DENVER – The Mile High City is lagging behind the rest of the country when it comes to recycling its household trash.
Denver Public Works spokeswoman Heather Burke said households recycled just 20 percent of their waste in 2016. That amounts to an average of 507 pounds of recyclables per household versus 2,534 pounds of trash that ended up in a landfill.
Nationwide, the average recycling rate is 34 percent.
Burke said increasing the recycling rate is a challenge, since recycling is not mandatory in Colorado and Denver doesn’t charge directly for waste removal services. Currently, 82 percent of homes in Denver have recycling bins.
The city aims to meet or exceed the national average recycling rate by 2020 and there are efforts underway to reduce the amount of trash that ends up in landfills.

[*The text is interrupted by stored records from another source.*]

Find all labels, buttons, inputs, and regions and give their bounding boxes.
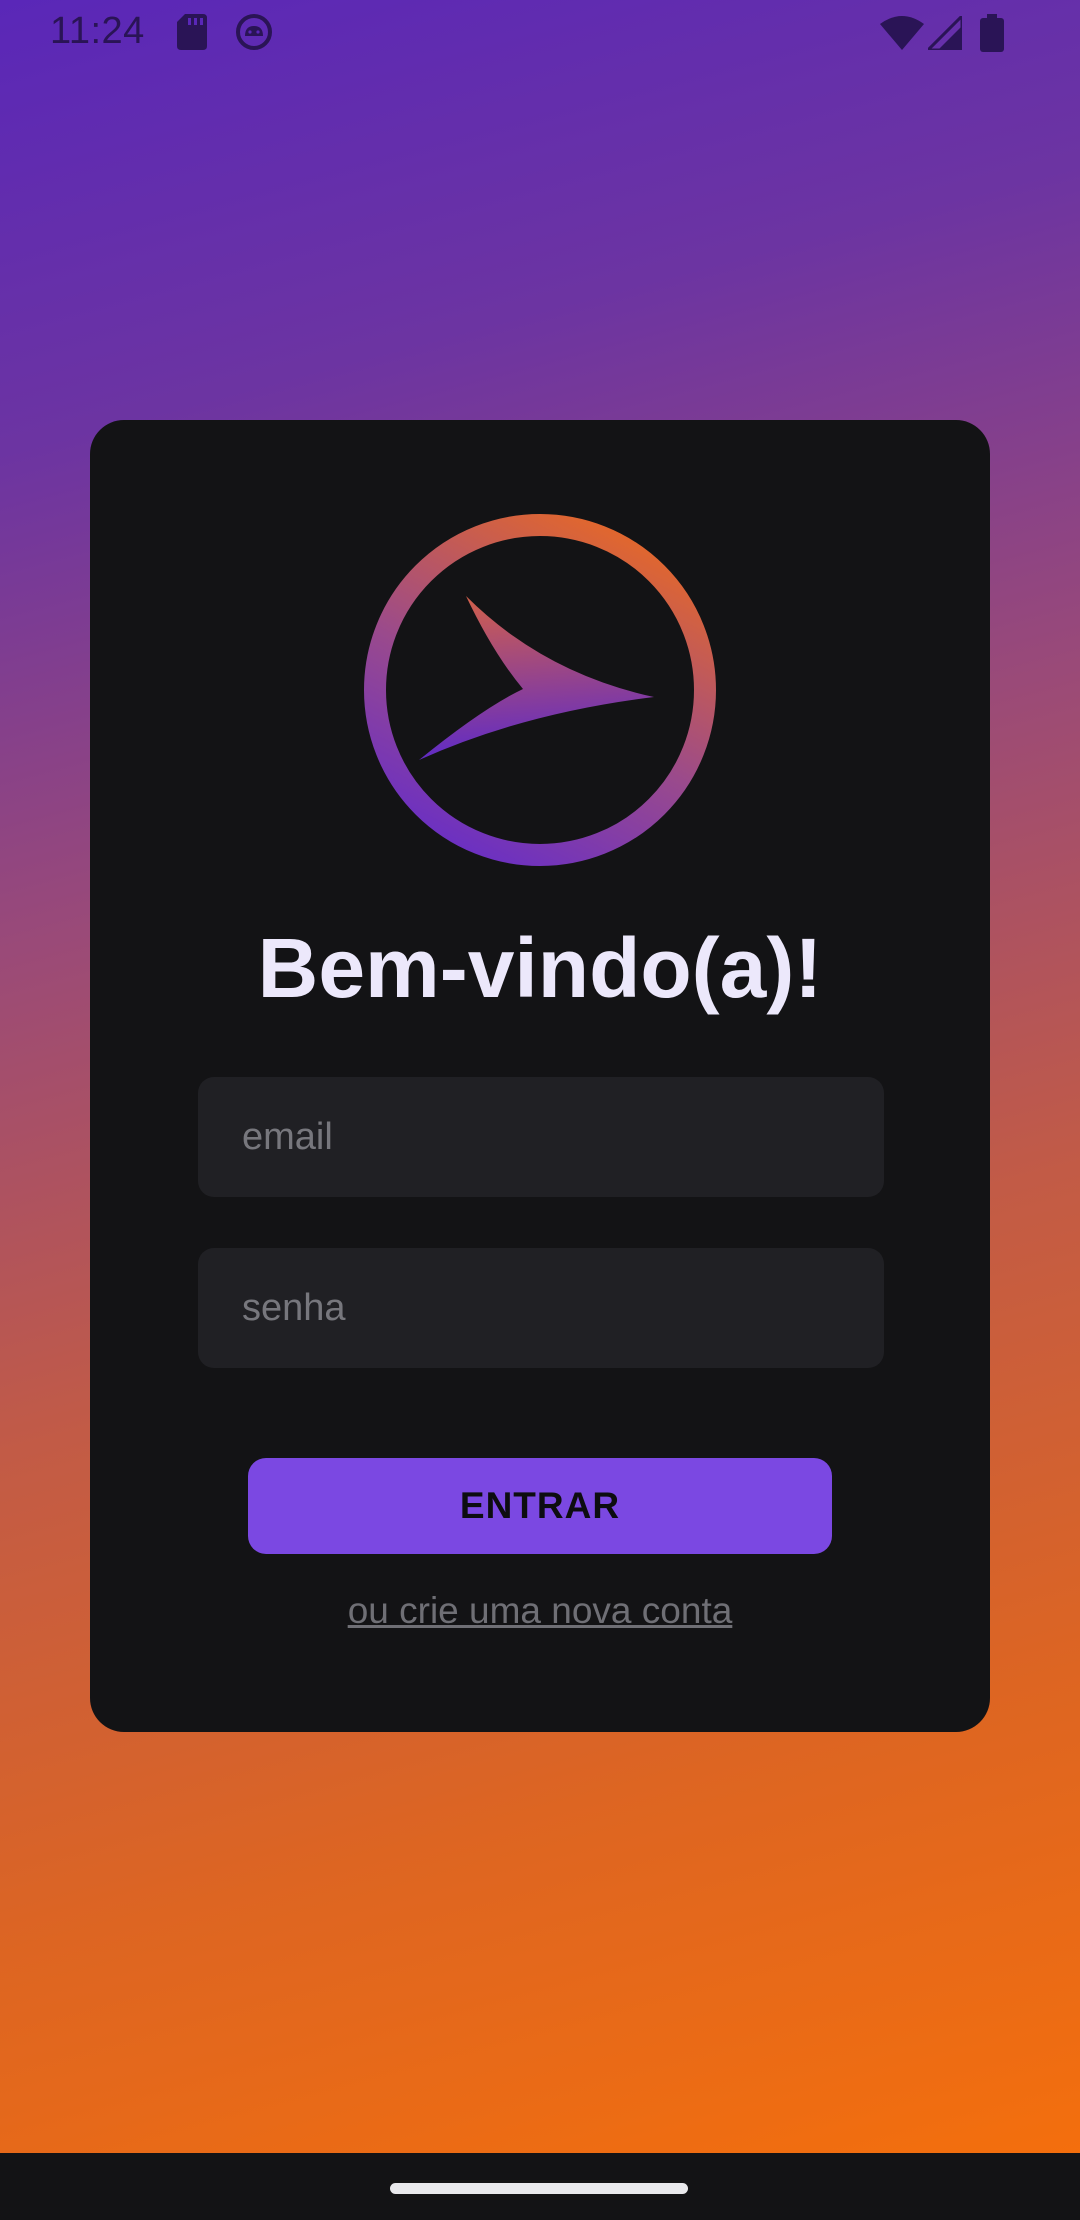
android-debug-icon: [236, 14, 272, 50]
battery-icon: [980, 14, 1004, 52]
cell-signal-icon: [928, 16, 962, 50]
navigation-bar: [0, 2153, 1080, 2220]
email-field[interactable]: [198, 1077, 884, 1197]
create-account-link[interactable]: ou crie uma nova conta: [90, 1590, 990, 1632]
enter-button[interactable]: ENTRAR: [248, 1458, 832, 1554]
sd-card-icon: [177, 14, 207, 50]
email-input[interactable]: [240, 1114, 884, 1160]
status-time: 11:24: [50, 10, 145, 52]
password-field[interactable]: [198, 1248, 884, 1368]
wifi-icon: [880, 16, 924, 50]
home-gesture-handle[interactable]: [390, 2183, 688, 2194]
login-card: Bem-vindo(a)! ENTRAR ou crie uma nova co…: [90, 420, 990, 1732]
app-logo: [364, 514, 716, 866]
welcome-title: Bem-vindo(a)!: [257, 921, 823, 1015]
status-bar: 11:24: [0, 0, 1080, 66]
password-input[interactable]: [240, 1285, 884, 1331]
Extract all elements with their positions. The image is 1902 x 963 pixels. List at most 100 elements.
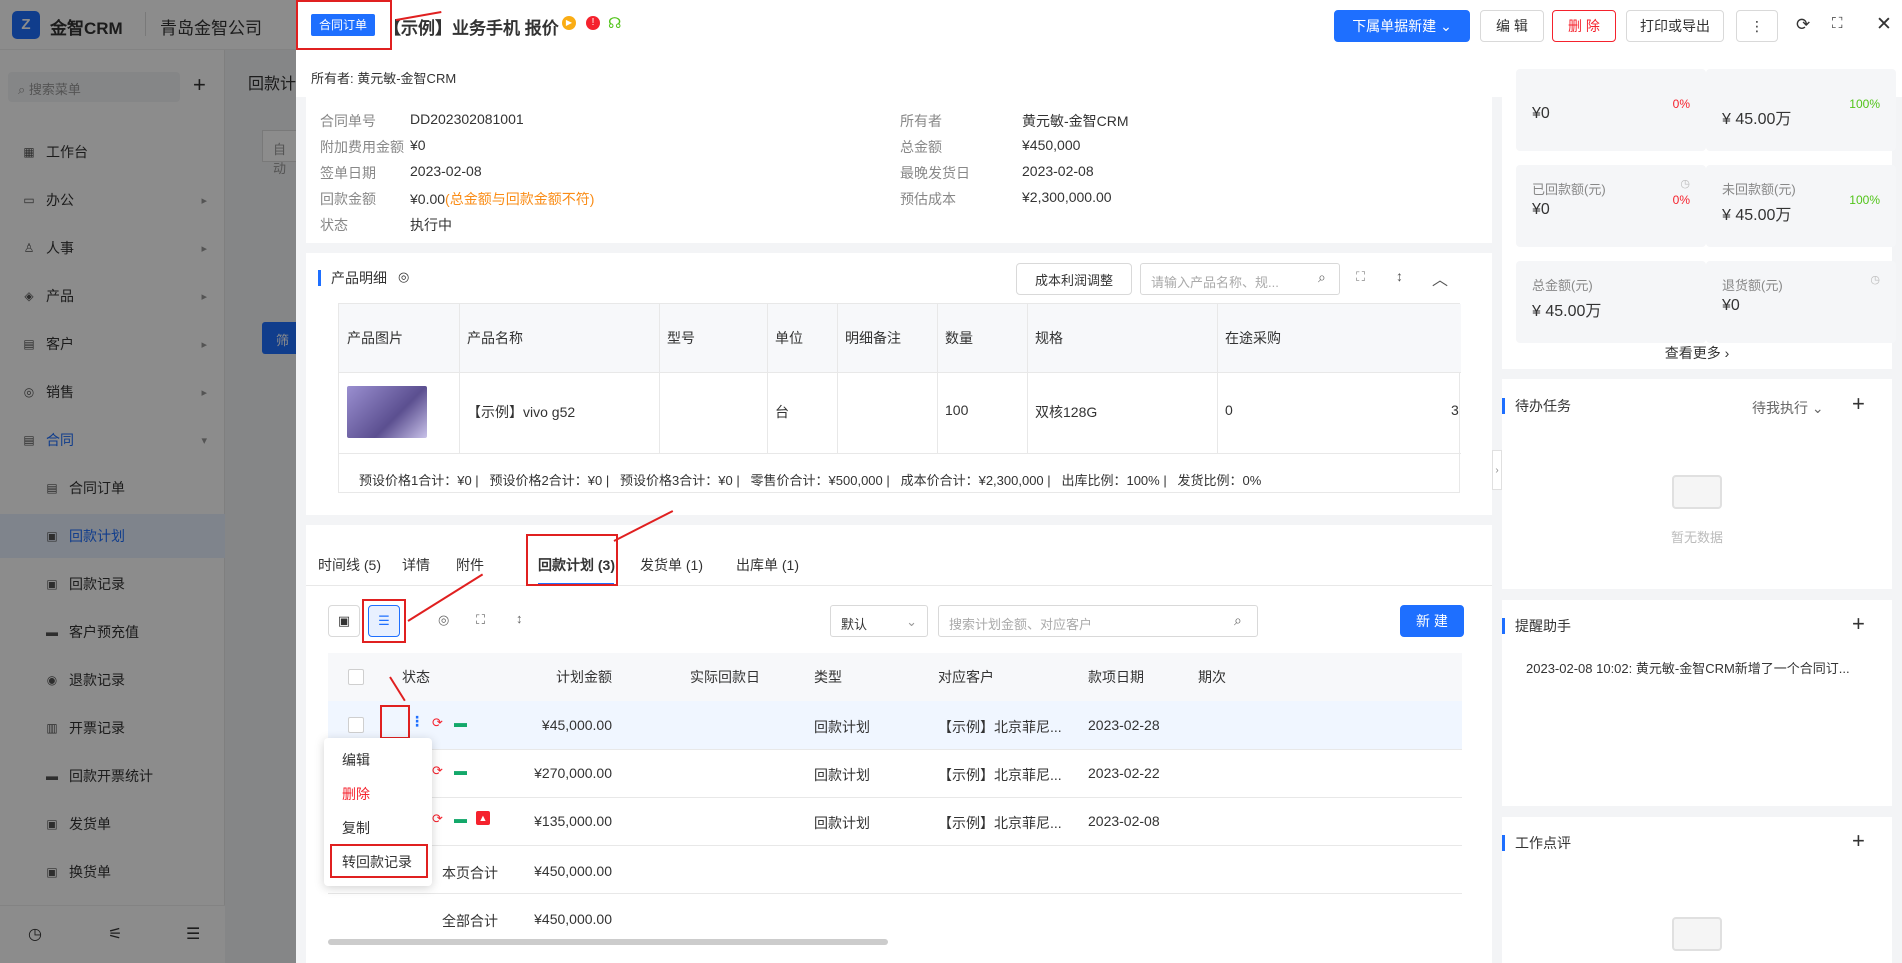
- context-menu-item-0[interactable]: 编辑: [342, 750, 370, 770]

The city is in the process of expanding its household composting program and is also working to deliver recycling bins to the 18 percent of households that don’t currently have them. The city recently finished switching neighborhoods over to trash carts from dumpsters and Burke said they’ve seen a reduction in the amount of waste per household after switching over to carts.
Burke said the city also is looking to open more drop-off centers where residents can take their yard waste, food scraps and non-recyclable paper. The city currently has one drop-off center in Cherry Creek. The city also is considering expanding options for hard-to-recycle items like electronics and paint.